Now if I could only sell some books 🙁
“Applicationg” is a very specific dosage of 4.35 grams of any substance.
White, rose, and Mike’s Hard Mango Punch. LOL!
Here are four simple words you all need to hear, so please take them to heart my dear fellow writers. Scribble them down on post it notes, or hide them where you may often look: in a sock draw or on your fridge, or someplace like a coat pocket, purse or wallet, or even use as a book marker. Do say or read them out loud! Ready here they come, just what you need, from my heart to yours, read them aloud right now:
“I BELIEVE IN YOU”
We need you for the IU cheer squad. 🙂
I agree with everyone else, we all have the same feeling – wanting a little recognition, or a pat on the back. It’s difficult to keep going not knowing if our effort is worth it. But just remember, someone out there has read your work and loved it. He/she may not have left a review, but that person is your spark. Take a break if you need to, but keep going. If only to keep that spark glowing.
BTW, I don’t know the word you’re looking for is either, but when you find it, let us know.
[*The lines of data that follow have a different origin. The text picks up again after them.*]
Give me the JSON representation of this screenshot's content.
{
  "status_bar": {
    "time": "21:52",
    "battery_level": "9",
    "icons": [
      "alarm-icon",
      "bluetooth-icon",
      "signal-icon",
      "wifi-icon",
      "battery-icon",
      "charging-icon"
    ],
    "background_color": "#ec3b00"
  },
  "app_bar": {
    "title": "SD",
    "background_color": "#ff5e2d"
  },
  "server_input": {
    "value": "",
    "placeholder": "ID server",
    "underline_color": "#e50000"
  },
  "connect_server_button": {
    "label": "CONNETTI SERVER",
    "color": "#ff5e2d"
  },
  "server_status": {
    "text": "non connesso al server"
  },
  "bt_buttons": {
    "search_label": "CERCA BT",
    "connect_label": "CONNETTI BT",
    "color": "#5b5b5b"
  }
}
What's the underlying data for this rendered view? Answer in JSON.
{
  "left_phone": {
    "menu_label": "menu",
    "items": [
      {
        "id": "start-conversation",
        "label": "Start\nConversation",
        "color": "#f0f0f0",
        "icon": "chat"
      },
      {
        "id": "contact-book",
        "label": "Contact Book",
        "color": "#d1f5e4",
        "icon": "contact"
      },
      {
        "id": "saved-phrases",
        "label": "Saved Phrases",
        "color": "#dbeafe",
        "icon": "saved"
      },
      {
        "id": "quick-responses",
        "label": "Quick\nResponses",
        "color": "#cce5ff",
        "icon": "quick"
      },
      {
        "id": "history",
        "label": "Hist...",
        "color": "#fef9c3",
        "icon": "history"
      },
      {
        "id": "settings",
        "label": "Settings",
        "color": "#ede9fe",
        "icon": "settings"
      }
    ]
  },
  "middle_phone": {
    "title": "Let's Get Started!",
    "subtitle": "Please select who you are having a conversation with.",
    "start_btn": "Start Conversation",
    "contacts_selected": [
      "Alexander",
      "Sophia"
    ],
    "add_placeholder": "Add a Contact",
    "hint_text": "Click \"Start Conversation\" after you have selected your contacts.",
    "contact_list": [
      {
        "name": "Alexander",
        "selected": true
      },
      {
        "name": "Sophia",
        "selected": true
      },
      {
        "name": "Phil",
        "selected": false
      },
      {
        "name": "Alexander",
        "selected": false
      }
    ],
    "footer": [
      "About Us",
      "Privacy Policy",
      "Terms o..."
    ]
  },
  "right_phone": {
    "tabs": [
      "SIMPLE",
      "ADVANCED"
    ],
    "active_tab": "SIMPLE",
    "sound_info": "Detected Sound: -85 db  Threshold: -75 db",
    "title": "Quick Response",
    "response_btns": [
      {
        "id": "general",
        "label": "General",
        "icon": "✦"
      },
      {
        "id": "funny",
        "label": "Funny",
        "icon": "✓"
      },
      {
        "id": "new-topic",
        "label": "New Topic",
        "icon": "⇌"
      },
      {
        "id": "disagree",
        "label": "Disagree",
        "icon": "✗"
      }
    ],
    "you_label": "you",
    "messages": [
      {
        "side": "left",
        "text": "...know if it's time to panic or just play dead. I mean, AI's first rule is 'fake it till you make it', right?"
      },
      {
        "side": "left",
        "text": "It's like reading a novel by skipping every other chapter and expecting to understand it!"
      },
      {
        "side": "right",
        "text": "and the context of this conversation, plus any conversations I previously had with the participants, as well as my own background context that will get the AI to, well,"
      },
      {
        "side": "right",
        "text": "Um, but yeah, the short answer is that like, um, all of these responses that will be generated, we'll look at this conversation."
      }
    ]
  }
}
Times like now, I need a few “sparks”…..
Your missing the source. The fundamental essence of WHY, why we bother at all with anything. The psychological definitions are irrelevant, the reasons even less significant. Because what you seek to recapture hasn’t left in the first place. It’s just been clouded. Your a retired Master Sergant. Your life is about discipline and structure, your rank made you significant on most all levels of your personal and professional life. You mattered. Your works , and your subconscious knows this, don’t really matter. Had you publish nothing the net result to you is the same. Your lacking the inherent importance of you mattered. I suggest you tap into your discipline , your technical experiences and write a peice of work that matters. That teaches, illustrates or otherwise enlightens those of us in the dark. When you KNOW your audience is walking away with new found data, you mattered. Just like an E 9 matters. This is what makes us (of the military type) get up at the crack of dawn and PT for two hours before most even wake to begin their day. We mattered and we know it. Stick with your roots and I’ll bet you will find that “can do” spirit again. Best of skill.